The Northern Rivers processor is currently exporting between 20,000 to 30,000 litres to China per week.
CEO, Brett Kelly, says the next step is to increase the volume to 50,000 litres a week, but the long-term objective is to reach the 20-million-litre mark.
“We’re taking every step very slowly and very carefully so we’re making sure that we get the retail frontage representation in China correct,” he said.
“We’re right at this minute putting together another CapEx (capital expenditure) review for our board meeting in a couple of weeks where we’re looking at spending $1.5 million to $2 million specifically on a new filler machine that will be used on fresh exports, and we’re obviously monitoring our volume and growth.
“What we want to do is get the volume slowly and securely growing and locked in, and then what we can do from there is we can come back to our members keeping them updated and giving them the opportunity to continue to increase their production.”

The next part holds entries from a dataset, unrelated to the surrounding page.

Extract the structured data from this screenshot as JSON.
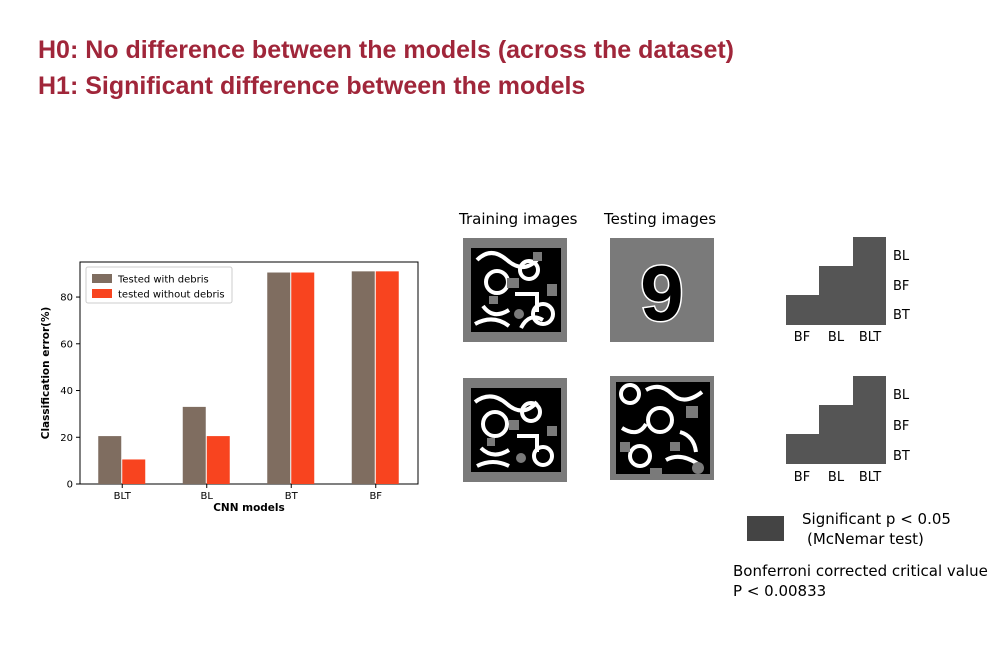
{
  "headings": {
    "h0": "H0: No difference between the models (across the dataset)",
    "h1": "H1: Significant difference between the models"
  },
  "chart_data": {
    "type": "bar",
    "categories": [
      "BLT",
      "BL",
      "BT",
      "BF"
    ],
    "series": [
      {
        "name": "Tested with debris",
        "values": [
          20.5,
          33,
          90.5,
          91
        ],
        "color": "#7f6d60"
      },
      {
        "name": "tested without debris",
        "values": [
          10.5,
          20.5,
          90.5,
          91
        ],
        "color": "#f8441f"
      }
    ],
    "xlabel": "CNN models",
    "ylabel": "Classification error(%)",
    "ylim": [
      0,
      95
    ],
    "yticks": [
      0,
      20,
      40,
      60,
      80
    ],
    "legend_position": "top-left",
    "grid": false
  },
  "images": {
    "training_title": "Training images",
    "testing_title": "Testing images",
    "digit": "9"
  },
  "significance": {
    "top": {
      "row_labels": [
        "BL",
        "BF",
        "BT"
      ],
      "col_labels": [
        "BF",
        "BL",
        "BLT"
      ]
    },
    "bottom": {
      "row_labels": [
        "BL",
        "BF",
        "BT"
      ],
      "col_labels": [
        "BF",
        "BL",
        "BLT"
      ]
    },
    "color": "#555555"
  },
  "legend": {
    "line1": "Significant p < 0.05",
    "line2": "(McNemar test)",
    "color": "#444444"
  },
  "note": {
    "line1": "Bonferroni corrected critical value",
    "line2": "P < 0.00833"
  }
}
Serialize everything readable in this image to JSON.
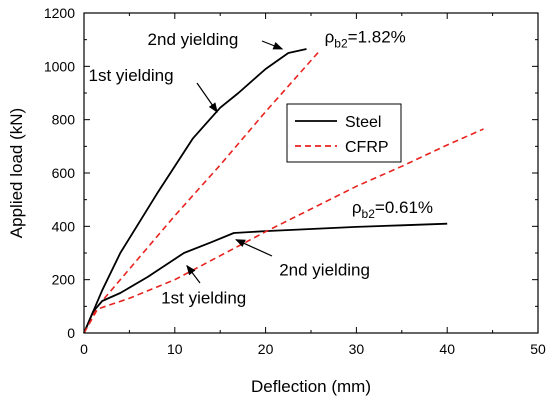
{
  "chart_data": {
    "type": "line",
    "xlabel": "Deflection (mm)",
    "ylabel": "Applied load (kN)",
    "xlim": [
      0,
      50
    ],
    "ylim": [
      0,
      1200
    ],
    "xticks": [
      0,
      10,
      20,
      30,
      40,
      50
    ],
    "yticks": [
      0,
      200,
      400,
      600,
      800,
      1000,
      1200
    ],
    "legend_position": "center-right",
    "legend": [
      {
        "label": "Steel",
        "style": "solid",
        "color": "#000000"
      },
      {
        "label": "CFRP",
        "style": "dashed",
        "color": "#e8231f"
      }
    ],
    "series": [
      {
        "name": "Steel",
        "group": "ρb2=1.82%",
        "style": "solid",
        "color": "#000000",
        "x": [
          0,
          1,
          2,
          4,
          8,
          12,
          15,
          17,
          20,
          22.5,
          24.5
        ],
        "y": [
          0,
          80,
          160,
          300,
          520,
          730,
          845,
          900,
          990,
          1050,
          1065
        ]
      },
      {
        "name": "CFRP",
        "group": "ρb2=1.82%",
        "style": "dashed",
        "color": "#e8231f",
        "x": [
          0,
          1.5,
          5,
          10,
          15,
          20,
          26
        ],
        "y": [
          0,
          100,
          240,
          440,
          630,
          830,
          1060
        ]
      },
      {
        "name": "Steel",
        "group": "ρb2=0.61%",
        "style": "solid",
        "color": "#000000",
        "x": [
          0,
          1,
          2,
          4,
          7,
          11,
          14,
          16.5,
          20,
          25,
          30,
          35,
          40
        ],
        "y": [
          0,
          80,
          120,
          150,
          210,
          300,
          340,
          375,
          382,
          390,
          398,
          404,
          410
        ]
      },
      {
        "name": "CFRP",
        "group": "ρb2=0.61%",
        "style": "dashed",
        "color": "#e8231f",
        "x": [
          0,
          1.5,
          5,
          10,
          15,
          20,
          25,
          30,
          35,
          40,
          44
        ],
        "y": [
          0,
          90,
          130,
          200,
          290,
          380,
          465,
          550,
          625,
          705,
          765
        ]
      }
    ],
    "annotations": {
      "rho_high": {
        "base": "ρ",
        "sub": "b2",
        "rest": "=1.82%",
        "x": 26.5,
        "y": 1090
      },
      "rho_low": {
        "base": "ρ",
        "sub": "b2",
        "rest": "=0.61%",
        "x": 29.5,
        "y": 450
      },
      "yield2_high": {
        "text": "2nd yielding",
        "x": 7,
        "y": 1080,
        "arrow_to": [
          22.5,
          1050
        ]
      },
      "yield1_high": {
        "text": "1st yielding",
        "x": 0.5,
        "y": 945,
        "arrow_to": [
          15,
          840
        ]
      },
      "yield2_low": {
        "text": "2nd yielding",
        "x": 21.5,
        "y": 215,
        "arrow_to": [
          16.3,
          365
        ]
      },
      "yield1_low": {
        "text": "1st yielding",
        "x": 8.5,
        "y": 110,
        "arrow_to": [
          11,
          275
        ]
      }
    }
  }
}
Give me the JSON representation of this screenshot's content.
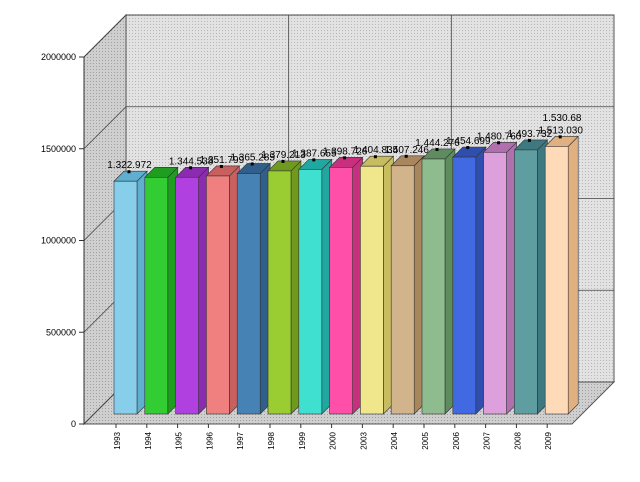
{
  "chart_data": {
    "type": "bar",
    "title": "",
    "xlabel": "",
    "ylabel": "",
    "style": "3d",
    "grid": true,
    "legend": "none",
    "ylim": [
      0,
      2000000
    ],
    "yticks": [
      0,
      500000,
      1000000,
      1500000,
      2000000
    ],
    "ytick_labels": [
      "0",
      "500000",
      "1000000",
      "1500000",
      "2000000"
    ],
    "categories": [
      "1993",
      "1994",
      "1995",
      "1996",
      "1997",
      "1998",
      "1999",
      "2000",
      "2003",
      "2004",
      "2005",
      "2006",
      "2007",
      "2008",
      "2009"
    ],
    "values": [
      1322972,
      1344500,
      1344538,
      1351799,
      1365285,
      1379213,
      1387655,
      1398726,
      1404835,
      1407246,
      1444276,
      1454699,
      1480760,
      1493732,
      1513030
    ],
    "data_labels": [
      "1.322.972",
      "",
      "1.344.538",
      "1.351.799",
      "1.365.285",
      "1.379.213",
      "1.387.655",
      "1.398.726",
      "1.404.835",
      "1.407.246",
      "1.444.276",
      "1.454.699",
      "1.480.760",
      "1.493.732",
      "1.513.030"
    ],
    "extra_label": "1.530.68",
    "colors": [
      "#87CEEB",
      "#32CD32",
      "#B040E0",
      "#F08080",
      "#4682B4",
      "#9ACD32",
      "#40E0D0",
      "#FF4FA8",
      "#F0E68C",
      "#D2B48C",
      "#8FBC8F",
      "#4169E1",
      "#DDA0DD",
      "#5F9EA0",
      "#FFDAB9"
    ],
    "colors_top": [
      "#5FAFD0",
      "#1E9E1E",
      "#8A2BB0",
      "#C86060",
      "#2F5F8A",
      "#6E9A20",
      "#20A8A0",
      "#C8307F",
      "#C8BC60",
      "#A8875F",
      "#5F8C5F",
      "#2F4FB0",
      "#B070B0",
      "#3E7880",
      "#E0B080"
    ]
  }
}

The co-operative has more than 200 suppliers from the Hunter Valley in NSW to Southern Queensland.
Mr Kelly is one of 38 industry representatives on a trade mission to China this week with the Federal Minister for Agriculture, Barnaby Joyce.
“Norco’s position there is that we’ll obviously be meeting with more customers and continuing to build and grow the fresh milk export business,” he said.
“We’ve had a huge amount of enquiries, and we get that every day, but we’re dealing with about five that we see as key customers and they’re aligned strategically.
“We’ve looked at the online sales in China, which are very big, so we’re dealing with one customer there. We’re also dealing with other customers that are selling through the retail supermarket shopfront, but we’re trying to pick very carefully where we see the Norco brand be positioned.”